At the appointment let the doctor know how much you use the computer. Have a tape measure or yard sick at hand when you do this next part: Days before you come in for the exam, sit in front of your computer and use it for a little while – about 15-20 minutes. Get comfortable in front of it. Get into your typical working position – not some stiff upright posture that the nuns at my grammar school would have wanted (though this might help with that lower back pain). You need to be in the position that is real for you. Now measure the distance from the bridge of your nose to the middle of your computer screen and write it down so you can bring it to the exam. Also, measure the distance to your keyboard and any associated paperwork you look at while on the computer, and add them to your list of working distances. If you use multiple screens, measure the distance to them all. This will allow the doctor to determine the proper power you need to see your screen clearly and without working your eyes overtime.

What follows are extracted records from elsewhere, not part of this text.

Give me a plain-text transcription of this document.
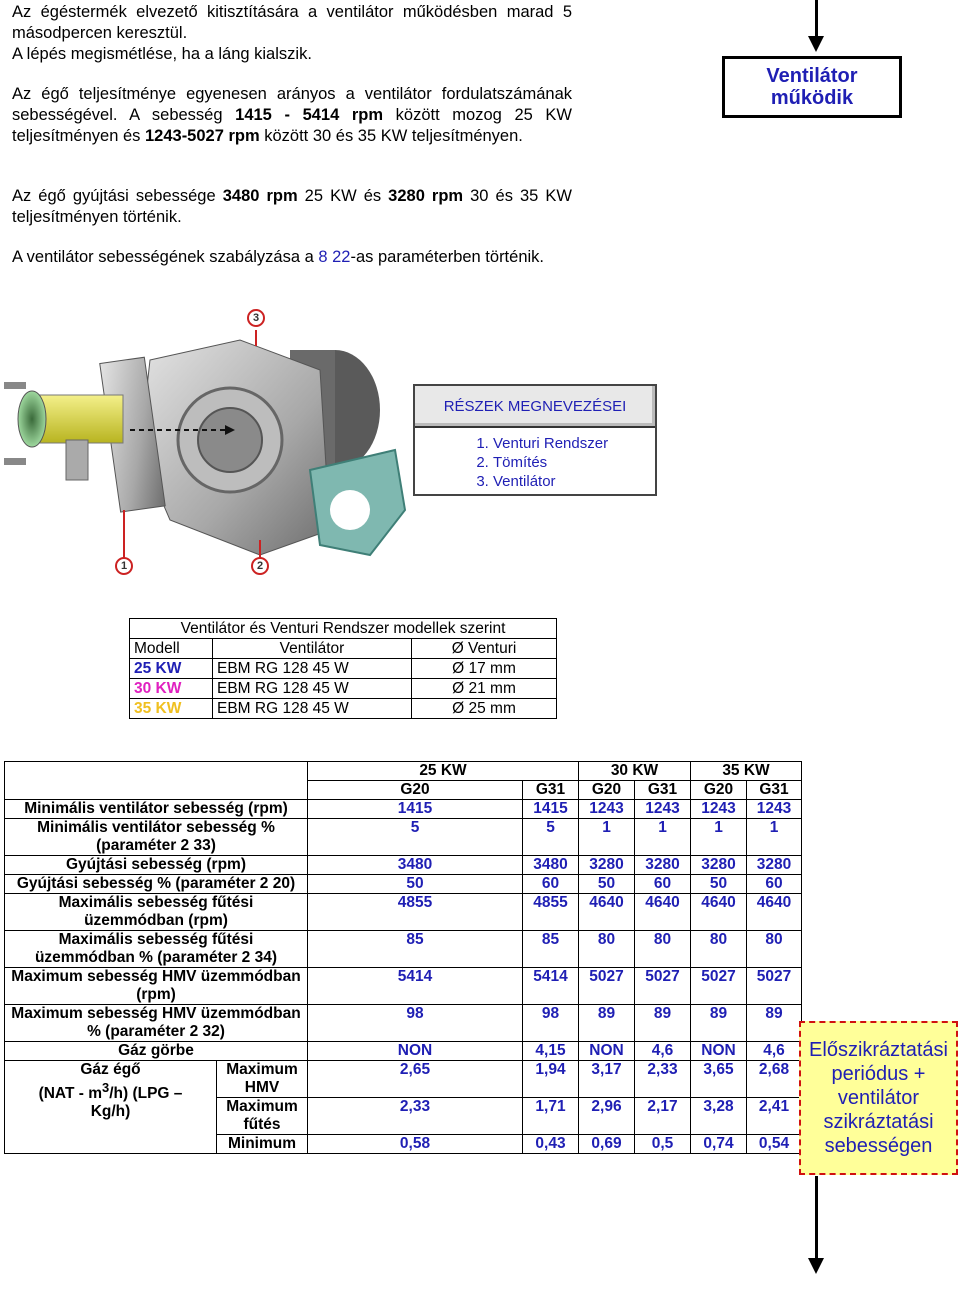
Az égéstermék elvezető kitisztítására a ventilátor működésben marad 5 másodpercen keresztül.
A lépés megismétlése, ha a láng kialszik.
Az égő teljesítménye egyenesen arányos a ventilátor fordulatszámának sebességével. A sebesség 1415 - 5414 rpm között mozog 25 KW teljesítményen és 1243-5027 rpm között 30 és 35 KW teljesítményen.
Az égő gyújtási sebessége 3480 rpm 25 KW és 3280 rpm 30 és 35 KW teljesítményen történik.
A ventilátor sebességének szabályzása a 8 22-as paraméterben történik.
Ventilátor működik
3
1	2
RÉSZEK MEGNEVEZÉSEI
1. Venturi Rendszer
2. Tömítés
3. Ventilátor
Ventilátor és Venturi Rendszer modellek szerint		
Modell	Ventilátor	Ø Venturi
25 KW	EBM RG 128 45 W	Ø 17 mm
30 KW	EBM RG 128 45 W	Ø 21 mm
35 KW	EBM RG 128 45 W	Ø 25 mm
		25 KW		30 KW		35 KW		
		G20	G31	G20	G31	G20	G31	
Minimális ventilátor sebesség (rpm)		1415	1415	1243	1243	1243	1243	
Minimális ventilátor sebesség % (paraméter 2 33)		5	5	1	1	1	1	
Gyújtási sebesség (rpm)		3480	3480	3280	3280	3280	3280	
Gyújtási sebesség % (paraméter 2 20)		50	60	50	60	50	60	
Maximális sebesség fűtési üzemmódban (rpm)		4855	4855	4640	4640	4640	4640	
Maximális sebesség fűtési üzemmódban % (paraméter 2 34)		85	85	80	80	80	80	
Maximum sebesség HMV üzemmódban (rpm)		5414	5414	5027	5027	5027	5027	
Maximum sebesség HMV üzemmódban % (paraméter 2 32)		98	98	89	89	89	89	
Gáz görbe		NON	4,15	NON	4,6	NON	4,6	
Gáz égő
$(NAT - m^3/h)$ (LPG –
Kg/h)	Maximum HMV	2,65	1,94	3,17	2,33	3,65	2,68	
	Maximum fűtés	2,33	1,71	2,96	2,17	3,28	2,41	
	Minimum	0,58	0,43	0,69	0,5	0,74	0,54	
Előszikráztatási periódus + ventilátor szikráztatási sebességen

When you get into the position as described above – you know, the comfortable one – look straight ahead past the computer screen. Can you see over the top of the monitor without having to look up? If yes, great! If not, your monitor is too high or you are too low. You want to be in a “down gaze” looking down a little when you do near work, whether it is reading, writing, knitting, model building, sewing, wood-working, etc. etc. etc., and – oh yeah! - using the computer! Our eyes converge (rotate inward) to see close and they do it much more easily and comfortably while looking down a bit.
While doing concentrated near work or computer use remember a simple rule: 20/20/20. Every 20 minutes or so, take a break from the computer or the near task at hand for at least 20 seconds, and look into the distance at least 20 feet away. This allows the convergence muscles on the outside of the eyes and the focusing muscles on the inside of the eyes to relax for a little while. Imagine picking up a 5 pound bag of sugar. No big deal, right? Now imagine holding it out at arm’s length for the next hour or so. Much bigger deal.
Remember to blink your eyes more often when you read or use the computer. Near tasks that we put more concentration into tend to have us blink less often than when we are looking farther away. Less blinking equals less lubrication on the front of your eyes. This can affect both the vision and the comfort of the eyes – even more so with Contact Lens users.
So, give your eyes a little break during those long sessions on the computer or other concentrated near work. Your eyes will thank you.